Mahbod Moghadam, one of the co-founders of Rap Genius (a website that lets users annotate rap lyrics), has resigned over annotations he made to a memoir written by Elliot Rodger, the alleged shooter of six UCSB students. Tom Lehman, the company CEO, said in a statement that Moghadam’s comments “not only didn’t attempt to enhance anyone’s understanding of the text, but went beyond that into gleeful insensitivity and misogyny. All of which is contrary to everything we’re trying to accomplish at Rap Genius.”
The New Yorker‘s Ian Parker profiles Edward St. Aubyn, the author of the five-book Patrick Melrose series—”in which extremes of familial cruelty and social snobbery are described with a tart precision that is not quite free of cruelty and snobbery”—and a new novel, Lost for Words. “St. Aubyn has been careful to protect his own life from the dull tarnish of remembrance-and-release; it would pain him if readers mistook a twenty-year literary project for a therapeutic one,” Parker observes. “But the awkward fact is that writing saved St. Aubyn’s life.” Alexander Benaim reviewed Lost for Words for Bookforum last week.

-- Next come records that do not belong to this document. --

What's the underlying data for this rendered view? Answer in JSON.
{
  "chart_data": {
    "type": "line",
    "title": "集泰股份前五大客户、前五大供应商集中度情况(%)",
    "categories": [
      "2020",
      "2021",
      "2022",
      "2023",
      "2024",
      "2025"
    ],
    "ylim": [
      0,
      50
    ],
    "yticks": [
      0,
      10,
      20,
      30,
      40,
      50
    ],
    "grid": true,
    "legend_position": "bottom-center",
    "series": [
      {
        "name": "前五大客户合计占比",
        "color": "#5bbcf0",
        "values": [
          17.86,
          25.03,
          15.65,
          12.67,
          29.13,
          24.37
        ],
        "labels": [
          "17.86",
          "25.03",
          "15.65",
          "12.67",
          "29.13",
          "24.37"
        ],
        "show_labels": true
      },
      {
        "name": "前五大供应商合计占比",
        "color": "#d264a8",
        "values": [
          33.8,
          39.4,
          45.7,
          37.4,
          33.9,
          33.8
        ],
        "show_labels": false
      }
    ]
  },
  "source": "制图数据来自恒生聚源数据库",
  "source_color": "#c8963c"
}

At the Huffington Post, a look at why Amazon can play hardball with book publishers: “Hachette needs Amazon a lot more than Amazon needs Hachette.”
Ken Auletta reports that Jill Abramson, the former executive editor of the New York Times, refused to sign a nondisparagement agreement after being fired from her post. Auletta has been covering the story for the New Yorker since it broke.
Texas state senator Wendy Davis’s memoir, Forgetting to Be Afraid, will be published this fall by Blue Rider Press. Davis, who is best known for her eleven-hour filibuster to prevent a senate bill that would restrict access to abortion, is also running for governor in November.
The New Yorker has made selections of Jack Kerouac’s diaries available to the public.